No need for replies here, I'm just moaning via keyboard because the dog isn't listening.
Well, to be honest I don't know if I'm being a misery or over-worrying or what! The last couple of weeks I'm been feeling worse with aches and pains, which I have been attributing to the weather and the elbow I dislocated. I've also had a couple of episodes of frozen to the core, with pain, which again I think is the weather. I seem to have a headache every day, but no worse than a standard headache anyone can have. Getting enough food down some days feels like a losing battle.
I have had quite a few non-health stressors, one of which is wishing my ex could get it into his head that ten years after the divorce is more than long enough for him to grasp the idea that I want him to go away and leave me alone. This, and more, is making me unusually short tempered.

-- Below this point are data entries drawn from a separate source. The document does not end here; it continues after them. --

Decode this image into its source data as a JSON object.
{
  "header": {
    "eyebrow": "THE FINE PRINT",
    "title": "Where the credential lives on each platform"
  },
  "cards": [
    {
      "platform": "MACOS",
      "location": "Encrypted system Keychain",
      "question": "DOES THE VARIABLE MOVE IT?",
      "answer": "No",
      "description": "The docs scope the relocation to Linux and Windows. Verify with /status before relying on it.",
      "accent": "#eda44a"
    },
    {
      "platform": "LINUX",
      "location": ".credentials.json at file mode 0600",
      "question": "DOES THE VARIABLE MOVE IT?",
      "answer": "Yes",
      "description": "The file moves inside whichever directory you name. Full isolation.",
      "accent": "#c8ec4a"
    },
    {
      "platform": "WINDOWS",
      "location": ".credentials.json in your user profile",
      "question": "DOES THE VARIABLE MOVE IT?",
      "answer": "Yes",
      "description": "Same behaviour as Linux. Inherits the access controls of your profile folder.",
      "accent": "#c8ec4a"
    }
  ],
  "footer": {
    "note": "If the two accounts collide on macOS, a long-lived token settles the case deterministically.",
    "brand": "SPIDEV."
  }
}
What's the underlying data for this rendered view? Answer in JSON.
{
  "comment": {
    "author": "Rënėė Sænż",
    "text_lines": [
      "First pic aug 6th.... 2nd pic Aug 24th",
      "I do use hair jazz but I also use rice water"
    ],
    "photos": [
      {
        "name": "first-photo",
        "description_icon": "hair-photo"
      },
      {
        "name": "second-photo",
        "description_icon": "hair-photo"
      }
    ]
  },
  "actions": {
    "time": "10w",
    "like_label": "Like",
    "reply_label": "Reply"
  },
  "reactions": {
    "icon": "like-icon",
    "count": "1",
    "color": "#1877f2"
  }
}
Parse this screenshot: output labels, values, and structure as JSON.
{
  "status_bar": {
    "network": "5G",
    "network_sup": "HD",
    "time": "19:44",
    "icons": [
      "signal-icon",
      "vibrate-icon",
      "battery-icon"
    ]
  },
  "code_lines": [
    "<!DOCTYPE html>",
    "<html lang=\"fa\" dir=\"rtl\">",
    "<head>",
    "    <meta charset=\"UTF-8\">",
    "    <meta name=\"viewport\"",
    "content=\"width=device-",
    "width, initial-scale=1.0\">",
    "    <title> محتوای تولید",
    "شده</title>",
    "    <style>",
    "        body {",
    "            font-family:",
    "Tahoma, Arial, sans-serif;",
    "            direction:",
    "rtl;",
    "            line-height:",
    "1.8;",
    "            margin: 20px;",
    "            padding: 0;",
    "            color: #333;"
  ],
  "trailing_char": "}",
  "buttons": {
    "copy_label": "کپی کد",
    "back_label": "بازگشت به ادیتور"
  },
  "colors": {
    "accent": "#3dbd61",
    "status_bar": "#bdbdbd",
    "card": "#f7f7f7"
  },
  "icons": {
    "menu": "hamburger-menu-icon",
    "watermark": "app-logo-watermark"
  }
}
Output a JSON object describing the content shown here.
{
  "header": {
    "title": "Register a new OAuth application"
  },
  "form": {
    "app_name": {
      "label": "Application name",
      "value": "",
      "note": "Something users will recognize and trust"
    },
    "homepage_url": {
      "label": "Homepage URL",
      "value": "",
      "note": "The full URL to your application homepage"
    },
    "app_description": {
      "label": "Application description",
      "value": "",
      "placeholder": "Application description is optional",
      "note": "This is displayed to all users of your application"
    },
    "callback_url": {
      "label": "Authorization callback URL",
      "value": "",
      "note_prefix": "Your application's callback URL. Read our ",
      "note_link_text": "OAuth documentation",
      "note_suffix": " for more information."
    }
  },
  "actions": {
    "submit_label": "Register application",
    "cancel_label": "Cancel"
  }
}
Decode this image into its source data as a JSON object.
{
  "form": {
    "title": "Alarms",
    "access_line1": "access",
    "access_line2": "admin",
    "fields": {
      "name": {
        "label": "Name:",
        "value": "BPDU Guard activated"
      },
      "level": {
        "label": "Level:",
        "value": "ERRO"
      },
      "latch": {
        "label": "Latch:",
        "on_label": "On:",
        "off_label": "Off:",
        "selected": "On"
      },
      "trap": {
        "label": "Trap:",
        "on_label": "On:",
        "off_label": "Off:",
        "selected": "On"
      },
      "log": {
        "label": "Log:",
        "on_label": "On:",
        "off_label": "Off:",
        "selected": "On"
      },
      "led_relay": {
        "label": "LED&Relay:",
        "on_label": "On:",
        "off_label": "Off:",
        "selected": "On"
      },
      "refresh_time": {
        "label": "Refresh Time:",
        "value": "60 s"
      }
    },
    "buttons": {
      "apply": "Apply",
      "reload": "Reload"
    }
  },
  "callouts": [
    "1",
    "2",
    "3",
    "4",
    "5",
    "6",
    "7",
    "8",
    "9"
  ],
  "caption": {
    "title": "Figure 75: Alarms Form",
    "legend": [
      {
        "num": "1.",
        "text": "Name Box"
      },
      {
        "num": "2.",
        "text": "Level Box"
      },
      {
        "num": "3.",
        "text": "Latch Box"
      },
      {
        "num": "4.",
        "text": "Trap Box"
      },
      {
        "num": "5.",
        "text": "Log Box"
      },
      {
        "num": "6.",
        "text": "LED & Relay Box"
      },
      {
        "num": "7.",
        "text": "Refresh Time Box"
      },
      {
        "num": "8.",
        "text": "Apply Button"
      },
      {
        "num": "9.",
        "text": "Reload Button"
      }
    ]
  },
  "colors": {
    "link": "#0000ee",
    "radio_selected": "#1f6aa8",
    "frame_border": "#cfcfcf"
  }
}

The last couple of nights when changing to go to bed (thick socks and wooly indoor boots into bedsocks as fast as possible) I realised my feet were extremely cold but I couldn't feel them in that way. A quick check against my forearm made me realise I'm right, they are extremely cold. I've been following GP's instructions to keep a check on them in case of chilblains or sores. Nothing to see, but I've never experienced such cold without being aware of it.
Now, what I noticed 10 days ago as a black mark that I thought was a bit of dirt is not. I have moles, but this is new and on the inside of the base of my index finger. With my handy knitting needle gauge it's going to be easy to measure it to see if it grows. Not big or odd-looking enough to see a GP, but seems unusual.
So, there you go. Nothing different with the constant weariness. The classic sick and fed up with being sick and fed up.